Écoute téléphonique - Les policiers devront peut-être revoir leurs méthodes de surveillance

Prince Rupert, C.-B. — Les policiers devront peut-être revoir leurs méthodes de surveillance des suspects, après la décision d'un juge rendant inconstitutionnel le relevé des appels téléphoniques établi par les enquêteurs.

Le juge Douglas Halfyard avait en effet statué que la section du Code criminel autorisant un mandat pour colliger tous les appels faits ou reçus au domicile d'un suspect constituait une atteinte à la protection contre un mandat de perquisition déraisonnable.
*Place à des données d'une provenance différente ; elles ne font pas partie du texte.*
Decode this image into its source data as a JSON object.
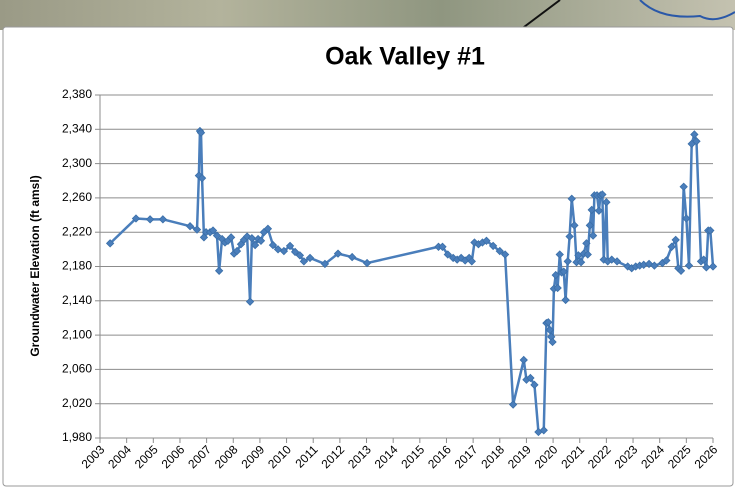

En vertu de l'article 492.2 (1) du Code, un policier peut obtenir un mandat d'enregistreur de numéros de téléphone en fonction d'un critère de soupçon raisonnable au sujet d'une infraction.
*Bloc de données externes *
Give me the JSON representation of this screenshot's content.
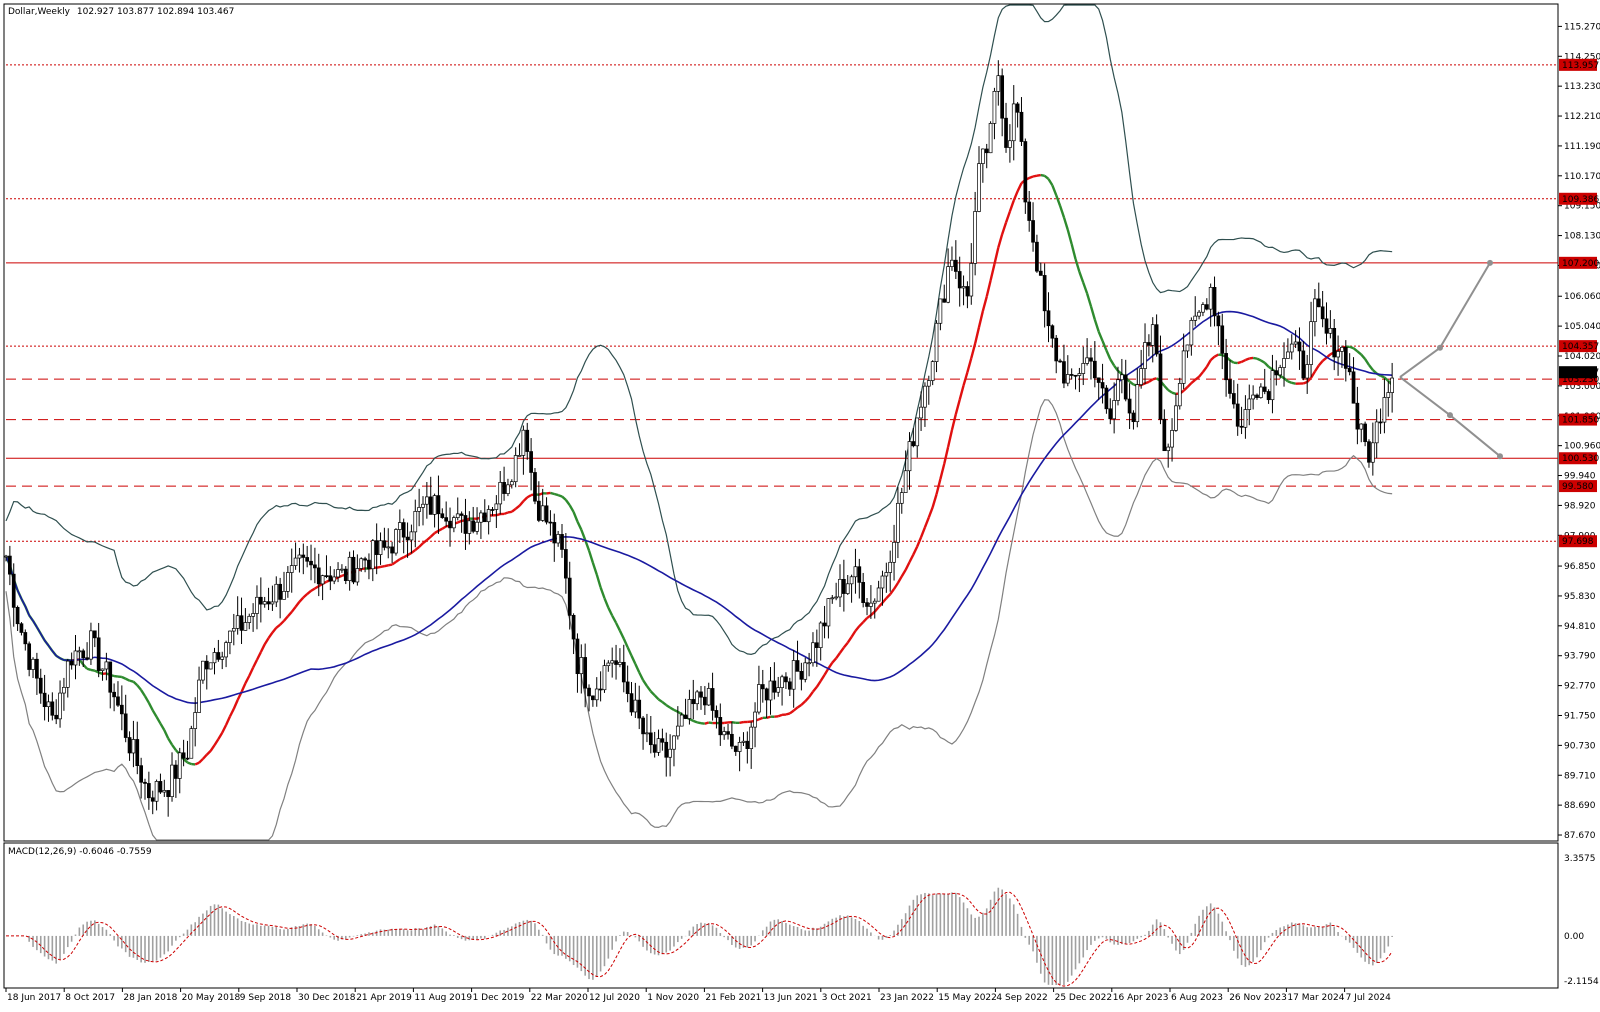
{
  "header": {
    "symbol_title": "Dollar,Weekly",
    "ohlc": "102.927 103.877 102.894 103.467"
  },
  "macd": {
    "label": "MACD(12,26,9) -0.6046 -0.7559",
    "scale": [
      "3.3575",
      "0.00",
      "-2.1154"
    ]
  },
  "colors": {
    "bullish": "#ffffff",
    "bearish": "#000000",
    "ma_red": "#e01010",
    "ma_blue": "#1a1aa0",
    "ma_green": "#2e8b2e",
    "bollinger": "#2f4f4f",
    "bollinger_lower": "#808080",
    "level_red": "#cc0000",
    "macd_hist": "#a0a0a0",
    "macd_signal": "#cc0000",
    "arrows": "#909090"
  },
  "chart_data": {
    "type": "candlestick",
    "title": "Dollar,Weekly",
    "ylim": [
      87.5,
      116.0
    ],
    "price_axis_ticks": [
      "115.270",
      "114.250",
      "113.230",
      "112.210",
      "111.190",
      "110.170",
      "109.150",
      "108.130",
      "107.110",
      "106.060",
      "105.040",
      "104.020",
      "103.000",
      "101.980",
      "100.960",
      "99.940",
      "98.920",
      "97.900",
      "96.850",
      "95.830",
      "94.810",
      "93.790",
      "92.770",
      "91.750",
      "90.730",
      "89.710",
      "88.690",
      "87.670"
    ],
    "date_axis_ticks": [
      "18 Jun 2017",
      "8 Oct 2017",
      "28 Jan 2018",
      "20 May 2018",
      "9 Sep 2018",
      "30 Dec 2018",
      "21 Apr 2019",
      "11 Aug 2019",
      "1 Dec 2019",
      "22 Mar 2020",
      "12 Jul 2020",
      "1 Nov 2020",
      "21 Feb 2021",
      "13 Jun 2021",
      "3 Oct 2021",
      "23 Jan 2022",
      "15 May 2022",
      "4 Sep 2022",
      "25 Dec 2022",
      "16 Apr 2023",
      "6 Aug 2023",
      "26 Nov 2023",
      "17 Mar 2024",
      "7 Jul 2024"
    ],
    "price_levels": [
      {
        "value": 113.957,
        "label": "113.957",
        "style": "dotted"
      },
      {
        "value": 109.386,
        "label": "109.386",
        "style": "dotted"
      },
      {
        "value": 107.2,
        "label": "107.200",
        "style": "solid"
      },
      {
        "value": 104.357,
        "label": "104.357",
        "style": "dotted"
      },
      {
        "value": 103.23,
        "label": "103.230",
        "style": "dashed"
      },
      {
        "value": 101.85,
        "label": "101.850",
        "style": "dashed"
      },
      {
        "value": 100.53,
        "label": "100.530",
        "style": "solid"
      },
      {
        "value": 99.58,
        "label": "99.580",
        "style": "dashed"
      },
      {
        "value": 97.698,
        "label": "97.698",
        "style": "dotted"
      }
    ],
    "current_price": {
      "value": 103.467,
      "label": "103.467"
    },
    "close_path": [
      [
        0,
        97.2
      ],
      [
        8,
        95.0
      ],
      [
        18,
        93.2
      ],
      [
        30,
        91.6
      ],
      [
        42,
        93.8
      ],
      [
        55,
        94.2
      ],
      [
        68,
        92.8
      ],
      [
        80,
        90.8
      ],
      [
        92,
        89.1
      ],
      [
        105,
        89.4
      ],
      [
        118,
        90.6
      ],
      [
        128,
        93.6
      ],
      [
        140,
        94.2
      ],
      [
        152,
        94.8
      ],
      [
        165,
        95.6
      ],
      [
        178,
        96.1
      ],
      [
        190,
        96.8
      ],
      [
        205,
        96.7
      ],
      [
        218,
        96.5
      ],
      [
        232,
        97.1
      ],
      [
        245,
        97.4
      ],
      [
        258,
        98.1
      ],
      [
        270,
        98.8
      ],
      [
        282,
        99.0
      ],
      [
        294,
        98.2
      ],
      [
        306,
        98.6
      ],
      [
        318,
        99.2
      ],
      [
        330,
        100.5
      ],
      [
        336,
        101.8
      ],
      [
        342,
        99.2
      ],
      [
        350,
        98.4
      ],
      [
        360,
        97.2
      ],
      [
        370,
        93.6
      ],
      [
        380,
        92.6
      ],
      [
        392,
        93.8
      ],
      [
        404,
        92.4
      ],
      [
        416,
        90.6
      ],
      [
        428,
        90.4
      ],
      [
        440,
        91.6
      ],
      [
        452,
        92.6
      ],
      [
        464,
        91.0
      ],
      [
        476,
        90.4
      ],
      [
        488,
        92.4
      ],
      [
        500,
        93.0
      ],
      [
        512,
        93.2
      ],
      [
        524,
        94.2
      ],
      [
        536,
        95.8
      ],
      [
        548,
        96.6
      ],
      [
        560,
        95.6
      ],
      [
        570,
        96.8
      ],
      [
        580,
        99.4
      ],
      [
        590,
        102.0
      ],
      [
        600,
        104.2
      ],
      [
        612,
        107.6
      ],
      [
        622,
        105.8
      ],
      [
        630,
        110.2
      ],
      [
        638,
        111.6
      ],
      [
        642,
        113.9
      ],
      [
        648,
        111.2
      ],
      [
        654,
        112.8
      ],
      [
        660,
        109.5
      ],
      [
        666,
        107.8
      ],
      [
        674,
        104.9
      ],
      [
        682,
        103.8
      ],
      [
        690,
        102.9
      ],
      [
        698,
        104.0
      ],
      [
        706,
        103.6
      ],
      [
        714,
        101.6
      ],
      [
        722,
        103.6
      ],
      [
        730,
        101.9
      ],
      [
        738,
        104.2
      ],
      [
        744,
        104.9
      ],
      [
        750,
        100.4
      ],
      [
        756,
        102.0
      ],
      [
        762,
        104.3
      ],
      [
        768,
        104.8
      ],
      [
        774,
        105.6
      ],
      [
        780,
        106.4
      ],
      [
        786,
        104.8
      ],
      [
        792,
        102.8
      ],
      [
        800,
        101.5
      ],
      [
        808,
        103.2
      ],
      [
        816,
        102.8
      ],
      [
        824,
        104.0
      ],
      [
        832,
        104.3
      ],
      [
        840,
        103.6
      ],
      [
        848,
        105.6
      ],
      [
        856,
        104.6
      ],
      [
        862,
        104.4
      ],
      [
        868,
        104.0
      ],
      [
        876,
        101.4
      ],
      [
        884,
        100.6
      ],
      [
        892,
        102.8
      ],
      [
        898,
        103.5
      ]
    ],
    "series": [
      {
        "name": "",
        "color": "ma_red",
        "values": []
      }
    ]
  }
}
Les autres mandats sont obtenus s'il y a une sérieuse présomption (ou croyance raisonnable) qu'un acte criminel est ou sera commis.

«Les conséquences sont énormes, c'est toute la différence entre rien du tout et un immeuble de 12 étages», a déclaré l'avocat de la défense qui contestait ces dispositions, Darrell O'Byrne.
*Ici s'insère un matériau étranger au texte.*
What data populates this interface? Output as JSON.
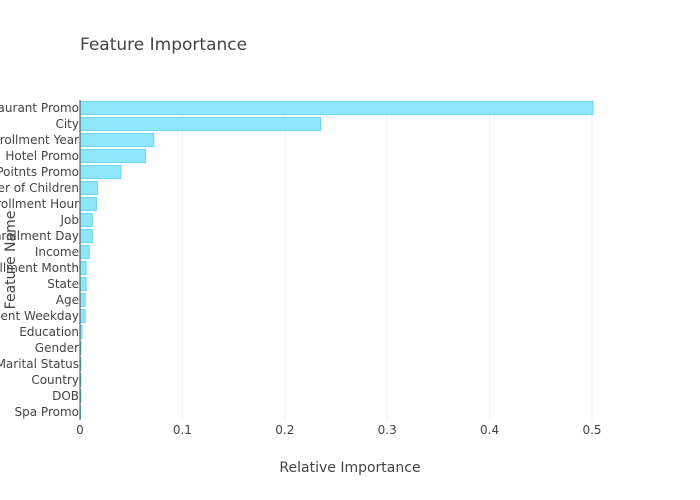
{
  "chart_data": {
    "type": "bar",
    "orientation": "horizontal",
    "title": "Feature Importance",
    "xlabel": "Relative Importance",
    "ylabel": "Feature Name",
    "xlim": [
      0,
      0.53
    ],
    "xticks": [
      0,
      0.1,
      0.2,
      0.3,
      0.4,
      0.5
    ],
    "xtick_labels": [
      "0",
      "0.1",
      "0.2",
      "0.3",
      "0.4",
      "0.5"
    ],
    "grid": true,
    "legend": false,
    "categories": [
      "Restaurant Promo",
      "City",
      "Enrollment Year",
      "Hotel Promo",
      "Poitnts Promo",
      "Number of Children",
      "Enrollment Hour",
      "Job",
      "Enrollment Day",
      "Income",
      "Enrollment Month",
      "State",
      "Age",
      "Enrollment Weekday",
      "Education",
      "Gender",
      "Marital Status",
      "Country",
      "DOB",
      "Spa Promo"
    ],
    "values": [
      0.501,
      0.235,
      0.072,
      0.064,
      0.04,
      0.017,
      0.016,
      0.012,
      0.012,
      0.009,
      0.006,
      0.006,
      0.005,
      0.005,
      0.002,
      0.001,
      0.001,
      0.001,
      0.001,
      0.0005
    ],
    "colors": {
      "bar_fill": "#8ee6fa",
      "bar_stroke": "#69d6f0",
      "text": "#444444",
      "grid": "#eeeeee"
    }
  }
}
La portée de ce jugement est considérable, car la surveillance téléphonique constitue la première étape de l'enquête sur des suspects. Selon le relevé des numéros de téléphone obtenu, les enquêteurs peuvent ensuite demander un mandat pour l'écoute téléphonique, ce qui constitue une surveillance beaucoup plus envahissante, au dire de Me O'Byrne.

Dans sa décision rendue le mois dernier, le juge Halfyard estime que les gens ont le droit de s'attendre à ce que les conversations téléphoniques à leur domicile demeurent privées.

«Selon moi, il s'agit de renseignements de nature personnelle et confidentielle et les attentes d'une personne en matière de vie privée sont protégées par la section 8 de la Charte canadienne des droits et libertés portant sur les mandats déraisonnables.»

Le juge devait se prononcer sur la cause de trois hommes de Prince Rupert et d'un autre de Vancouver soupçonnés de trafic d'héroïne et de cocaïne.

Une grande incidence

Son jugement est fondé sur l'inconstitutionnalité de la loi sur les enregistreurs de numéros de téléphone et sur les preuves selon lesquelles la Gendarmerie royale du Canada a agi abusivement dans cette enquête.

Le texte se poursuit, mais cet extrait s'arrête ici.